To access a complete list of video edits available
online,
go to VIDEO.
About Video Recorded in India in the 1980’s
The videos on Shivabalayogi that are available online are precious. Most devotees have never had the opportunity to see these recordings as the availability of affordable cameras, televisions, and tape players is recent, particularly in India.
“The video cameras we used were rather basic and had no settings for day light or florescent light. To get proper color at night would have required expensive and specialized high wattage (1,000 watts or more) incandescent or halogen lamps. It was only later that cameras evolved that could record good quality video in ordinary night lighting.”
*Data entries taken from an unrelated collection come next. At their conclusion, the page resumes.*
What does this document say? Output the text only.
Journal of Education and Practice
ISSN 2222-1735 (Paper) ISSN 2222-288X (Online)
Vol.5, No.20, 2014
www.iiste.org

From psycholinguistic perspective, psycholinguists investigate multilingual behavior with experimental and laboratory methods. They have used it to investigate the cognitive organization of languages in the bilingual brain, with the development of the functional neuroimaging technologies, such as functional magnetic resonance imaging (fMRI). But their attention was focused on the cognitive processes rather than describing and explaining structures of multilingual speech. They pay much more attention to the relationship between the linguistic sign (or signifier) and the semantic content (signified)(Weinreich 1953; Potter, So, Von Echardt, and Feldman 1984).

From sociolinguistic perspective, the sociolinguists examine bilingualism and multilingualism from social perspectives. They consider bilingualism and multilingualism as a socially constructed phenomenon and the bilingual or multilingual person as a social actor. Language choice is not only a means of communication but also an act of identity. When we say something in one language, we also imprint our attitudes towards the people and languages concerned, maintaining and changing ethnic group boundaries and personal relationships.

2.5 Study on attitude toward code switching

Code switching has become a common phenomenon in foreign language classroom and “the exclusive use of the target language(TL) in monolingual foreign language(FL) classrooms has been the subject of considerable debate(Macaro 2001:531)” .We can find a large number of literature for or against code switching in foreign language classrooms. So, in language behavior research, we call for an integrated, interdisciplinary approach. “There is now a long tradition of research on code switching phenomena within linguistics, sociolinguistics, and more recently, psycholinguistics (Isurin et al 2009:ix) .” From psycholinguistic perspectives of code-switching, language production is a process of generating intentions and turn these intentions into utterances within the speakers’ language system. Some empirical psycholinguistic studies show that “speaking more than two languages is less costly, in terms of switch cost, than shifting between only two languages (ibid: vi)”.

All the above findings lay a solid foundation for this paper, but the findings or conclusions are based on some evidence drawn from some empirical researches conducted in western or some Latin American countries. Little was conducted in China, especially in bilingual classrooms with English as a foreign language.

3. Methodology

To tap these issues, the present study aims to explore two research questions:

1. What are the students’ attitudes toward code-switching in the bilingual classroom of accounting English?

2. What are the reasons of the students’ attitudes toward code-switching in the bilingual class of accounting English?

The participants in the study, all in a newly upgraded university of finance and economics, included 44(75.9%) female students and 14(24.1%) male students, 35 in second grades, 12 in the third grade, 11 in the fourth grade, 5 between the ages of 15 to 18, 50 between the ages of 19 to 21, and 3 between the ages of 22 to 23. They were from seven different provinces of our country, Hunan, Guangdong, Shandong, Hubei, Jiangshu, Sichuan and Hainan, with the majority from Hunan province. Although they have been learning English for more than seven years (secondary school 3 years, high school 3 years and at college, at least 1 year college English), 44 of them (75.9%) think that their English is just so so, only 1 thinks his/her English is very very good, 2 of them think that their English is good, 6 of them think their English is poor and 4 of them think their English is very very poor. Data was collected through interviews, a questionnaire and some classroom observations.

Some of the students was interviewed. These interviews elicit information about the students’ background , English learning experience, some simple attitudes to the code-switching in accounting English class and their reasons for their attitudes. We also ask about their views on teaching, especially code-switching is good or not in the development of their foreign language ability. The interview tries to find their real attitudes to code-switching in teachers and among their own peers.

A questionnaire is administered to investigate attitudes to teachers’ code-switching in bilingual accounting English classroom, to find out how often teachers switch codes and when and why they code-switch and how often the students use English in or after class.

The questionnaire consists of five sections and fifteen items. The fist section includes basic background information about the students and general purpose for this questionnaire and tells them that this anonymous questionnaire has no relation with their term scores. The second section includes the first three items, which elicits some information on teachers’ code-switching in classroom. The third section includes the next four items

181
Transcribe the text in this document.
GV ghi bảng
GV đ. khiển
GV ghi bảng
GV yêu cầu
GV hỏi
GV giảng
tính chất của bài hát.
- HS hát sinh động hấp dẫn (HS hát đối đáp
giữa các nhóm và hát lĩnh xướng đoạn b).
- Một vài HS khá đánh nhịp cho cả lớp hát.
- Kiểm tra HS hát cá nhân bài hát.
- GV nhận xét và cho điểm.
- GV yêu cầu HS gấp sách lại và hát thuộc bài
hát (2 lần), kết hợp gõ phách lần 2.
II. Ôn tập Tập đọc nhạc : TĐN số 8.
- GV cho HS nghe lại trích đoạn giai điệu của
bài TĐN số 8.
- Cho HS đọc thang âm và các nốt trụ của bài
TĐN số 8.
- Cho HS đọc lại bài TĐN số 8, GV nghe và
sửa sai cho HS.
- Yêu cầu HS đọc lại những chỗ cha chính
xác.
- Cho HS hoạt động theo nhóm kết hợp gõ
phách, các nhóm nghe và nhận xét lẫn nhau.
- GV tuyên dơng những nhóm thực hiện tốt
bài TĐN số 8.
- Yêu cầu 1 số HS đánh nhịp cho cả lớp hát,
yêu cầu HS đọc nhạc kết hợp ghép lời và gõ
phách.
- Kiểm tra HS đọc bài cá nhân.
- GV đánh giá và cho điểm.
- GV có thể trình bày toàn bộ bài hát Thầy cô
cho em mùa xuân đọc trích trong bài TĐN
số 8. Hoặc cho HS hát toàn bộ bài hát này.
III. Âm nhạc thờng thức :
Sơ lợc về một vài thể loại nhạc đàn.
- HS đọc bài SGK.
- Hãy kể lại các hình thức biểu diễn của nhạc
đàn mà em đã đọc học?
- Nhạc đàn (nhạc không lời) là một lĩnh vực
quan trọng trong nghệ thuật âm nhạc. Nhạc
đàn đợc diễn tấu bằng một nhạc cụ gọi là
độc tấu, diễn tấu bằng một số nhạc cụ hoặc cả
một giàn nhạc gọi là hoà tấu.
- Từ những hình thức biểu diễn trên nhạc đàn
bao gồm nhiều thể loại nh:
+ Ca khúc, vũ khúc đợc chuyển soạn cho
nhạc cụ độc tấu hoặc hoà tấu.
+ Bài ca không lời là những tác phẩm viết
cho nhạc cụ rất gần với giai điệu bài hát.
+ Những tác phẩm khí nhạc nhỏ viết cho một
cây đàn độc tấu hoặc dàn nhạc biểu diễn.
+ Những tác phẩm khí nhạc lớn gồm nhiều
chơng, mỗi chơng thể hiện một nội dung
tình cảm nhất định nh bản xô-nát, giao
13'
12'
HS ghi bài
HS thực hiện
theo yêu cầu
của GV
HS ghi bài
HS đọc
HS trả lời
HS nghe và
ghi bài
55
“Devotees kept recording on Swamiji’s insistence, although Swamiji would not arrange for new blank tapes. We had ask the program hosts for the money to buy tapes. Good tapes cost as much as 300 to 400 rupees each — which was a lot in the nineteen eighties. They would instead go and find the cheapest tapes in town. And, after all this, not many had the courage to go and ask Swamiji to let them watch the video; that is if the time was available. Remember the cassette player and the only colour television were in Swamiji’s room. Those who were rich enough to afford a video cassette player, would gather the courage to beg Swamiji for a copy. If Swamiji approved the copying, first the host had to arrange for a second tape for the copy and making copies was very difficult. We had to take the originals to the studios that had the equipment to copy video tapes and pay for the copying.”
“Considering all this, we hope you will agree we are fortunate to have so much video material from Swamiji’s time even though it may not be the best quality.”
Today, with digital, high definition camcorders and televisions, and broadband internet connections becoming increasingly available throughout the world, darshan of Shivabalayogi in this form is readily available. It is interesting to consider how Swamiji encouraged these videotape recordings and how carefully he hid and preserved them.
He had kept photographs, films, and video tapes in lockers for so many years that the devotees had almost forgotten that they existed. It was only a few months before he dropped his physical form that he brought them out. There were scores of photo albums with thousands of photographs of Swamiji, a couple of dozen films, scores of video tapes, and piles of papers. It was obvious that important photographs used in pamphlets and books had been removed from the albums and never replaced. Had Swamiji not locked up this material, irreplaceable records would have been ruined from poor equipment in dusty conditions, or simply lost.
Swamiji himself preserved them so they could be published and distributed for the devotees.